Doğal Gaz Hidratları
Doğal Gaz Hidratları, su ve “misafir” gaz moleküllerinden oluşan katı, buz benzeri kristal yapılardır.
Yüksek basınç ve düşük sıcaklık koşulları, hidrat oluşumunu destekler.
Gaz hidratları, doğal hidrokarbon kaynaklarıdır ve geleceğin enerji kaynağı olarak görülmektedir.
Gaz hidratları, büyük bir gaz depolama potansiyeline sahiptir.

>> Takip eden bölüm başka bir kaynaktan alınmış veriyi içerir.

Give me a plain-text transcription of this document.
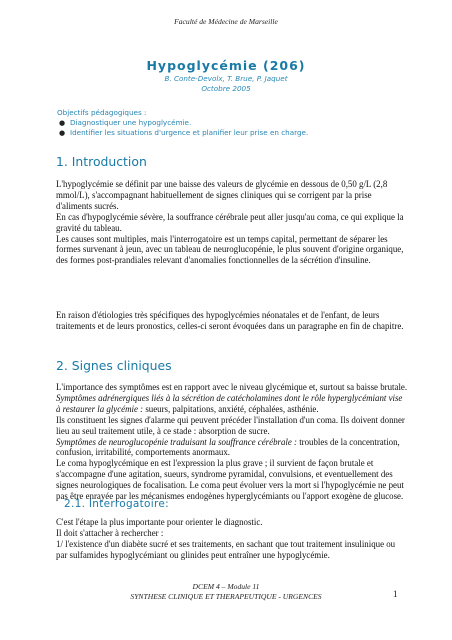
Faculté de Médecine de Marseille
Hypoglycémie (206)
B. Conte-Devolx, T. Brue, P. Jaquet
Octobre 2005
Objectifs pédagogiques :
● Diagnostiquer une hypoglycémie.
● Identifier les situations d'urgence et planifier leur prise en charge.
1. Introduction

L'hypoglycémie se définit par une baisse des valeurs de glycémie en dessous de 0,50 g/L (2,8 mmol/L), s'accompagnant habituellement de signes cliniques qui se corrigent par la prise d'aliments sucrés.

En cas d'hypoglycémie sévère, la souffrance cérébrale peut aller jusqu'au coma, ce qui explique la gravité du tableau.

Les causes sont multiples, mais l'interrogatoire est un temps capital, permettant de séparer les formes survenant à jeun, avec un tableau de neuroglucopénie, le plus souvent d'origine organique, des formes post-prandiales relevant d'anomalies fonctionnelles de la sécrétion d'insuline.

En raison d'étiologies très spécifiques des hypoglycémies néonatales et de l'enfant, de leurs traitements et de leurs pronostics, celles-ci seront évoquées dans un paragraphe en fin de chapitre.

2. Signes cliniques

L'importance des symptômes est en rapport avec le niveau glycémique et, surtout sa baisse brutale.

Symptômes adrénergiques liés à la sécrétion de catécholamines dont le rôle hyperglycémiant vise à restaurer la glycémie : sueurs, palpitations, anxiété, céphalées, asthénie.

Ils constituent les signes d'alarme qui peuvent précéder l'installation d'un coma. Ils doivent donner lieu au seul traitement utile, à ce stade : absorption de sucre.

Symptômes de neuroglucopénie traduisant la souffrance cérébrale : troubles de la concentration, confusion, irritabilité, comportements anormaux.

Le coma hypoglycémique en est l'expression la plus grave ; il survient de façon brutale et s'accompagne d'une agitation, sueurs, syndrome pyramidal, convulsions, et eventuellement des signes neurologiques de focalisation. Le coma peut évoluer vers la mort si l'hypoglycémie ne peut pas être enrayée par les mécanismes endogènes hyperglycémiants ou l'apport exogène de glucose.

2.1. Interrogatoire:

C'est l'étape la plus importante pour orienter le diagnostic.

Il doit s'attacher à rechercher :

1/ l'existence d'un diabète sucré et ses traitements, en sachant que tout traitement insulinique ou par sulfamides hypoglycémiant ou glinides peut entraîner une hypoglycémie.

DCEM 4 – Module 11
SYNTHESE CLINIQUE ET THERAPEUTIQUE - URGENCES	1
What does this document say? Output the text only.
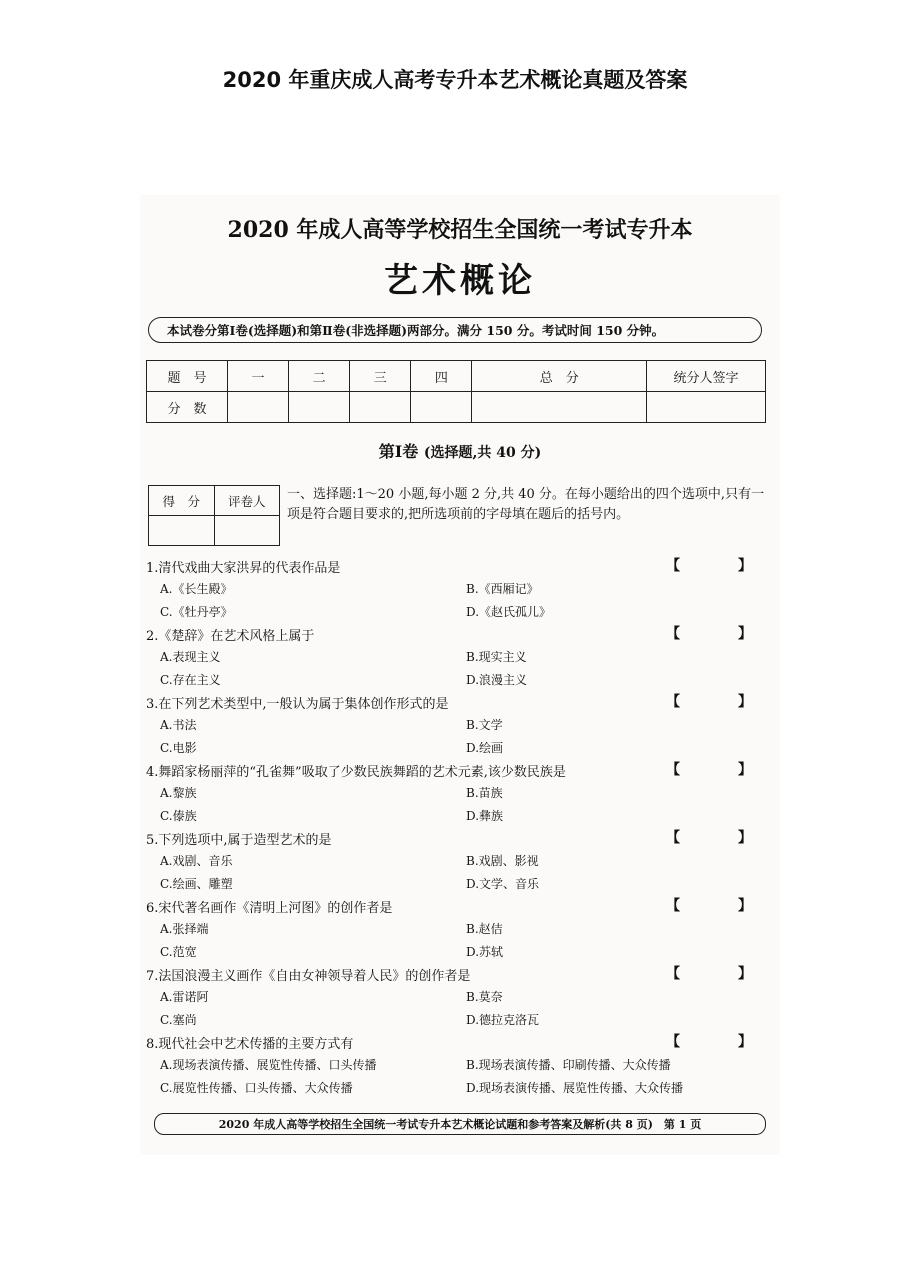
2020 年重庆成人高考专升本艺术概论真题及答案
2020 年成人高等学校招生全国统一考试专升本
艺术概论
本试卷分第Ⅰ卷(选择题)和第Ⅱ卷(非选择题)两部分。满分 150 分。考试时间 150 分钟。
题　号	一	二	三	四	总　分	统分人签字
分　数						
第Ⅰ卷 (选择题,共 40 分)
得　分	评卷人
	一、选择题:1～20 小题,每小题 2 分,共 40 分。在每小题给出的四个选项中,只有一项是符合题目要求的,把所选项前的字母填在题后的括号内。
1.清代戏曲大家洪昇的代表作品是	【　】
A.《长生殿》	B.《西厢记》
C.《牡丹亭》	D.《赵氏孤儿》
2.《楚辞》在艺术风格上属于	【　】
A.表现主义	B.现实主义
C.存在主义	D.浪漫主义
3.在下列艺术类型中,一般认为属于集体创作形式的是	【　】
A.书法	B.文学
C.电影	D.绘画
4.舞蹈家杨丽萍的“孔雀舞”吸取了少数民族舞蹈的艺术元素,该少数民族是	【　】
A.黎族	B.苗族
C.傣族	D.彝族
5.下列选项中,属于造型艺术的是	【　】
A.戏剧、音乐	B.戏剧、影视
C.绘画、雕塑	D.文学、音乐
6.宋代著名画作《清明上河图》的创作者是	【　】
A.张择端	B.赵佶
C.范宽	D.苏轼
7.法国浪漫主义画作《自由女神领导着人民》的创作者是	【　】
A.雷诺阿	B.莫奈
C.塞尚	D.德拉克洛瓦
8.现代社会中艺术传播的主要方式有	【　】
A.现场表演传播、展览性传播、口头传播	B.现场表演传播、印刷传播、大众传播
C.展览性传播、口头传播、大众传播	D.现场表演传播、展览性传播、大众传播
2020 年成人高等学校招生全国统一考试专升本艺术概论试题和参考答案及解析(共 8 页)　第 1 页
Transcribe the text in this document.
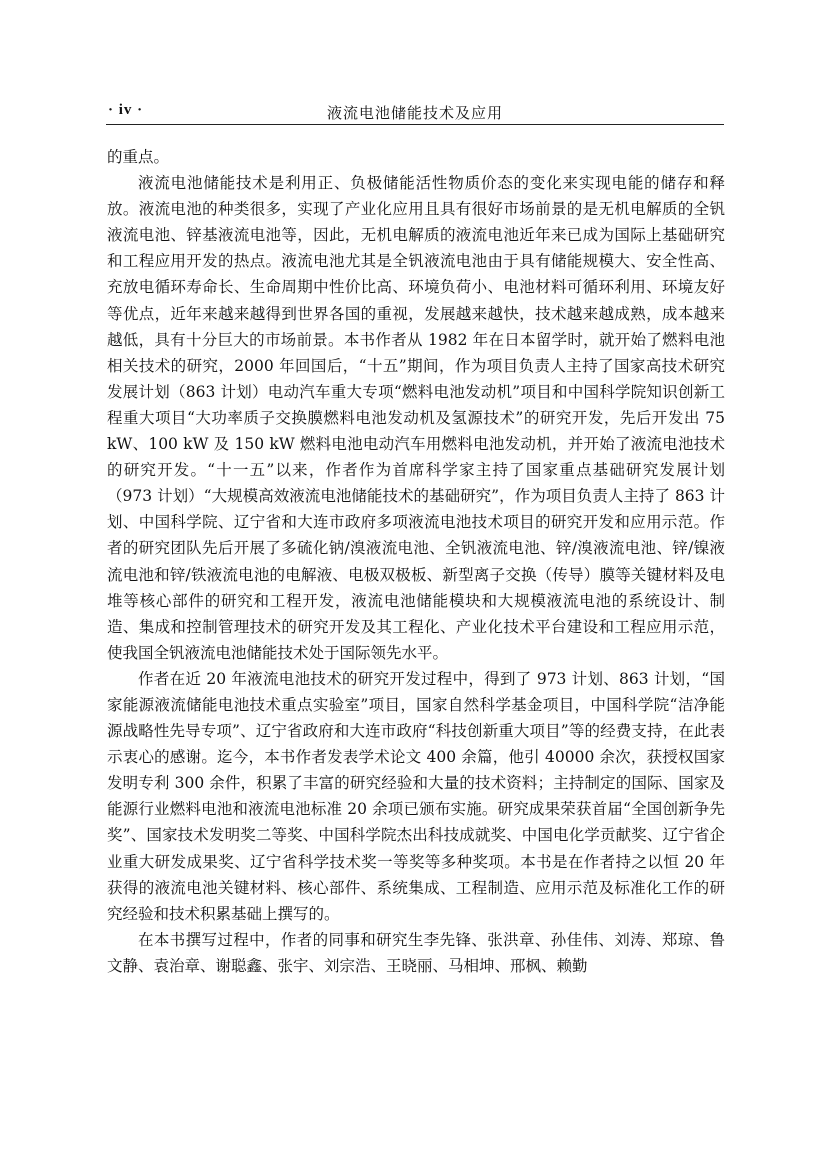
· iv ·	液流电池储能技术及应用

的重点。

液流电池储能技术是利用正、负极储能活性物质价态的变化来实现电能的储存和释放。液流电池的种类很多，实现了产业化应用且具有很好市场前景的是无机电解质的全钒液流电池、锌基液流电池等，因此，无机电解质的液流电池近年来已成为国际上基础研究和工程应用开发的热点。液流电池尤其是全钒液流电池由于具有储能规模大、安全性高、充放电循环寿命长、生命周期中性价比高、环境负荷小、电池材料可循环利用、环境友好等优点，近年来越来越得到世界各国的重视，发展越来越快，技术越来越成熟，成本越来越低，具有十分巨大的市场前景。本书作者从 1982 年在日本留学时，就开始了燃料电池相关技术的研究，2000 年回国后，“十五”期间，作为项目负责人主持了国家高技术研究发展计划（863 计划）电动汽车重大专项“燃料电池发动机”项目和中国科学院知识创新工程重大项目“大功率质子交换膜燃料电池发动机及氢源技术”的研究开发，先后开发出 75 kW、100 kW 及 150 kW 燃料电池电动汽车用燃料电池发动机，并开始了液流电池技术的研究开发。“十一五”以来，作者作为首席科学家主持了国家重点基础研究发展计划（973 计划）“大规模高效液流电池储能技术的基础研究”，作为项目负责人主持了 863 计划、中国科学院、辽宁省和大连市政府多项液流电池技术项目的研究开发和应用示范。作者的研究团队先后开展了多硫化钠/溴液流电池、全钒液流电池、锌/溴液流电池、锌/镍液流电池和锌/铁液流电池的电解液、电极双极板、新型离子交换（传导）膜等关键材料及电堆等核心部件的研究和工程开发，液流电池储能模块和大规模液流电池的系统设计、制造、集成和控制管理技术的研究开发及其工程化、产业化技术平台建设和工程应用示范，使我国全钒液流电池储能技术处于国际领先水平。

作者在近 20 年液流电池技术的研究开发过程中，得到了 973 计划、863 计划，“国家能源液流储能电池技术重点实验室”项目，国家自然科学基金项目，中国科学院“洁净能源战略性先导专项”、辽宁省政府和大连市政府“科技创新重大项目”等的经费支持，在此表示衷心的感谢。迄今，本书作者发表学术论文 400 余篇，他引 40000 余次，获授权国家发明专利 300 余件，积累了丰富的研究经验和大量的技术资料；主持制定的国际、国家及能源行业燃料电池和液流电池标准 20 余项已颁布实施。研究成果荣获首届“全国创新争先奖”、国家技术发明奖二等奖、中国科学院杰出科技成就奖、中国电化学贡献奖、辽宁省企业重大研发成果奖、辽宁省科学技术奖一等奖等多种奖项。本书是在作者持之以恒 20 年获得的液流电池关键材料、核心部件、系统集成、工程制造、应用示范及标准化工作的研究经验和技术积累基础上撰写的。

在本书撰写过程中，作者的同事和研究生李先锋、张洪章、孙佳伟、刘涛、郑琼、鲁文静、袁治章、谢聪鑫、张宇、刘宗浩、王晓丽、马相坤、邢枫、赖勤
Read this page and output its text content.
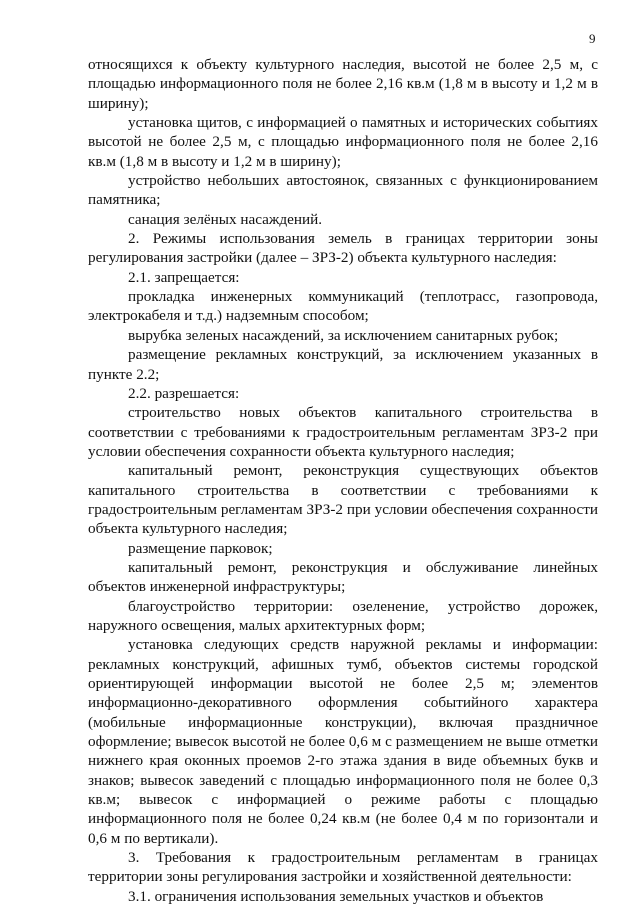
9

относящихся к объекту культурного наследия, высотой не более 2,5 м, с площадью информационного поля не более 2,16 кв.м (1,8 м в высоту и 1,2 м в ширину);

установка щитов, с информацией о памятных и исторических событиях высотой не более 2,5 м, с площадью информационного поля не более 2,16 кв.м (1,8 м в высоту и 1,2 м в ширину);

устройство небольших автостоянок, связанных с функционированием памятника;

санация зелёных насаждений.

2. Режимы использования земель в границах территории зоны регулирования застройки (далее – ЗРЗ-2) объекта культурного наследия:

2.1. запрещается:

прокладка инженерных коммуникаций (теплотрасс, газопровода, электрокабеля и т.д.) надземным способом;

вырубка зеленых насаждений, за исключением санитарных рубок;

размещение рекламных конструкций, за исключением указанных в пункте 2.2;

2.2. разрешается:

строительство новых объектов капитального строительства в соответствии с требованиями к градостроительным регламентам ЗРЗ-2 при условии обеспечения сохранности объекта культурного наследия;

капитальный ремонт, реконструкция существующих объектов капитального строительства в соответствии с требованиями к градостроительным регламентам ЗРЗ-2 при условии обеспечения сохранности объекта культурного наследия;

размещение парковок;

капитальный ремонт, реконструкция и обслуживание линейных объектов инженерной инфраструктуры;

благоустройство территории: озеленение, устройство дорожек, наружного освещения, малых архитектурных форм;

установка следующих средств наружной рекламы и информации: рекламных конструкций, афишных тумб, объектов системы городской ориентирующей информации высотой не более 2,5 м; элементов информационно-декоративного оформления событийного характера (мобильные информационные конструкции), включая праздничное оформление; вывесок высотой не более 0,6 м с размещением не выше отметки нижнего края оконных проемов 2-го этажа здания в виде объемных букв и знаков; вывесок заведений с площадью информационного поля не более 0,3 кв.м; вывесок с информацией о режиме работы с площадью информационного поля не более 0,24 кв.м (не более 0,4 м по горизонтали и 0,6 м по вертикали).

3. Требования к градостроительным регламентам в границах территории зоны регулирования застройки и хозяйственной деятельности:

3.1. ограничения использования земельных участков и объектов
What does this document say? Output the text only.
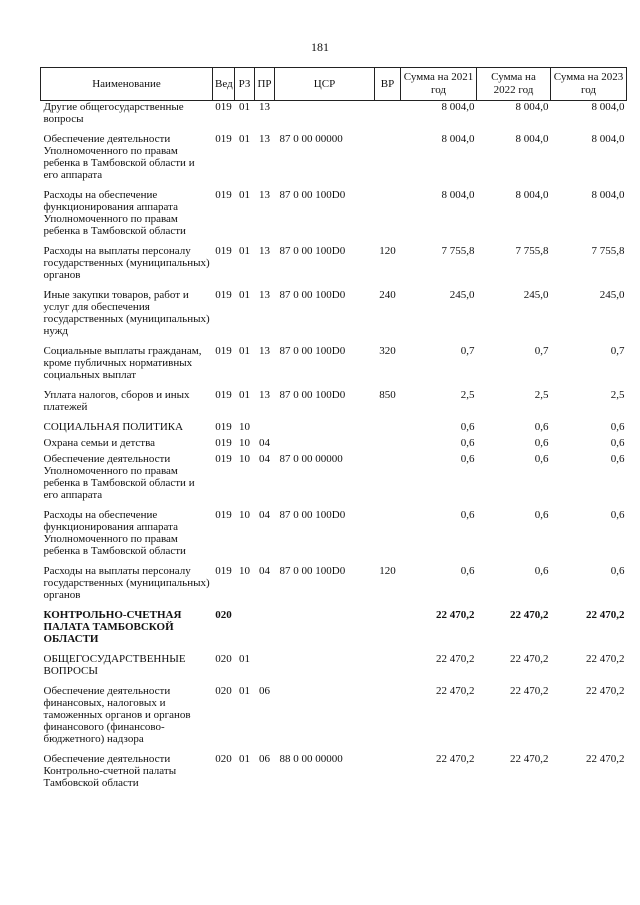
181
Наименование	Вед	РЗ	ПР	ЦСР	ВР	Сумма на 2021 год	Сумма на 2022 год	Сумма на 2023 год
Другие общегосударственные вопросы	019	01	13			8 004,0	8 004,0	8 004,0
Обеспечение деятельности Уполномоченного по правам ребенка в Тамбовской области и его аппарата	019	01	13	87 0 00 00000		8 004,0	8 004,0	8 004,0
Расходы на обеспечение функционирования аппарата Уполномоченного по правам ребенка в Тамбовской области	019	01	13	87 0 00 100D0		8 004,0	8 004,0	8 004,0
Расходы на выплаты персоналу государственных (муниципальных) органов	019	01	13	87 0 00 100D0	120	7 755,8	7 755,8	7 755,8
Иные закупки товаров, работ и услуг для обеспечения государственных (муниципальных) нужд	019	01	13	87 0 00 100D0	240	245,0	245,0	245,0
Социальные выплаты гражданам, кроме публичных нормативных социальных выплат	019	01	13	87 0 00 100D0	320	0,7	0,7	0,7
Уплата налогов, сборов и иных платежей	019	01	13	87 0 00 100D0	850	2,5	2,5	2,5
СОЦИАЛЬНАЯ ПОЛИТИКА	019	10				0,6	0,6	0,6
Охрана семьи и детства	019	10	04			0,6	0,6	0,6
Обеспечение деятельности Уполномоченного по правам ребенка в Тамбовской области и его аппарата	019	10	04	87 0 00 00000		0,6	0,6	0,6
Расходы на обеспечение функционирования аппарата Уполномоченного по правам ребенка в Тамбовской области	019	10	04	87 0 00 100D0		0,6	0,6	0,6
Расходы на выплаты персоналу государственных (муниципальных) органов	019	10	04	87 0 00 100D0	120	0,6	0,6	0,6
КОНТРОЛЬНО-СЧЕТНАЯ ПАЛАТА ТАМБОВСКОЙ ОБЛАСТИ	020					22 470,2	22 470,2	22 470,2
ОБЩЕГОСУДАРСТВЕННЫЕ ВОПРОСЫ	020	01				22 470,2	22 470,2	22 470,2
Обеспечение деятельности финансовых, налоговых и таможенных органов и органов финансового (финансово-бюджетного) надзора	020	01	06			22 470,2	22 470,2	22 470,2
Обеспечение деятельности Контрольно-счетной палаты Тамбовской области	020	01	06	88 0 00 00000		22 470,2	22 470,2	22 470,2
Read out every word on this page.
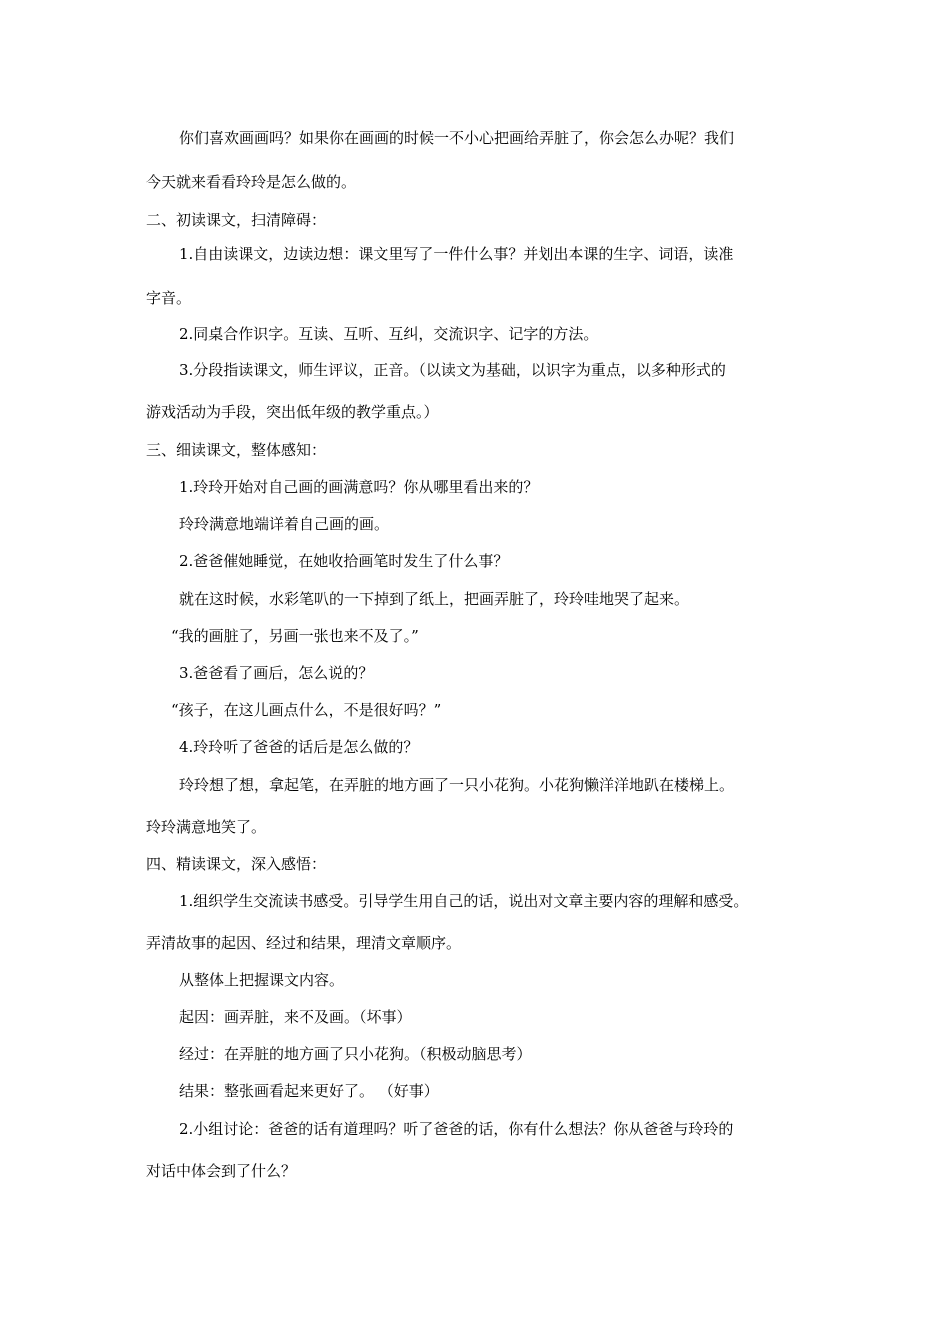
你们喜欢画画吗？如果你在画画的时候一不小心把画给弄脏了，你会怎么办呢？我们
今天就来看看玲玲是怎么做的。
二、初读课文，扫清障碍：
1.自由读课文，边读边想：课文里写了一件什么事？并划出本课的生字、词语，读准
字音。
2.同桌合作识字。互读、互听、互纠，交流识字、记字的方法。
3.分段指读课文，师生评议，正音。（以读文为基础，以识字为重点，以多种形式的
游戏活动为手段，突出低年级的教学重点。）
三、细读课文，整体感知：
1.玲玲开始对自己画的画满意吗？你从哪里看出来的？
玲玲满意地端详着自己画的画。
2.爸爸催她睡觉，在她收拾画笔时发生了什么事？
就在这时候，水彩笔叭的一下掉到了纸上，把画弄脏了，玲玲哇地哭了起来。
“我的画脏了，另画一张也来不及了。”
3.爸爸看了画后，怎么说的？
“孩子，在这儿画点什么，不是很好吗？”
4.玲玲听了爸爸的话后是怎么做的？
玲玲想了想，拿起笔，在弄脏的地方画了一只小花狗。小花狗懒洋洋地趴在楼梯上。
玲玲满意地笑了。
四、精读课文，深入感悟：
1.组织学生交流读书感受。引导学生用自己的话，说出对文章主要内容的理解和感受。
弄清故事的起因、经过和结果，理清文章顺序。
从整体上把握课文内容。
起因：画弄脏，来不及画。（坏事）
经过：在弄脏的地方画了只小花狗。（积极动脑思考）
结果：整张画看起来更好了。 （好事）
2.小组讨论：爸爸的话有道理吗？听了爸爸的话，你有什么想法？你从爸爸与玲玲的
对话中体会到了什么？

Gaz hidratları dünya genelinde, özellikle okyanus ve buzul bölgelerde bulunur. Gaz hidratlarında depolanan enerjinin, dünya genelindeki tüm hidrokarbon kaynaklarının neredeyse iki katına denk geldiği tahmin edilmektedir.
Biogaz
Organik madde; bitki artıkları, hayvan gübresi, kanalizasyon çamuru ve katı atıkların biyolojik olarak parçalanması serbest oksijenin olmadığı ortamda gerçekleştiğinde, biyogaz adı verilen bir gaz oluşturur.
Biyogaz, %40-70 metan içerir ve geri kalanı büyük ölçüde CO2’den oluşur.
Hidrojen
Hidrojen aslında bir enerji kaynağı değil, bir enerji taşıyıcısıdır. Bu, hidrojenin birincil enerji kaynaklarından üretilmesi gerektiği anlamına gelir: fosil yakıtlar, nükleer enerji, güneş enerjisi, rüzgar, biyokütle, hidrojen, jeotermal, kentsel atık kaynakları.
Dünya üzerinde hidrojen, diğer elementlerle birleşmiş halde bulunur. Örneğin, su içinde hidrojen oksijenle birleşmiştir. Fosil yakıtlarda, petrol, doğal gaz veya kömürde olduğu gibi hidrojen, karbon ile birleşmiştir.
Ancak hidrojeni diğer doğal bileşenlerden etkili ve ekonomik bir şekilde ayırmak zordur.
Hidrojen üretildikten sonra oksijenle tepkimeye girebilir veya bir yakıt hücresinde elektrik enerjisi üretmek için kullanılabilir.
Hidrojen temel yakıttır, ancak yakıt hücreleri aynı zamanda oksijen de gerektirir.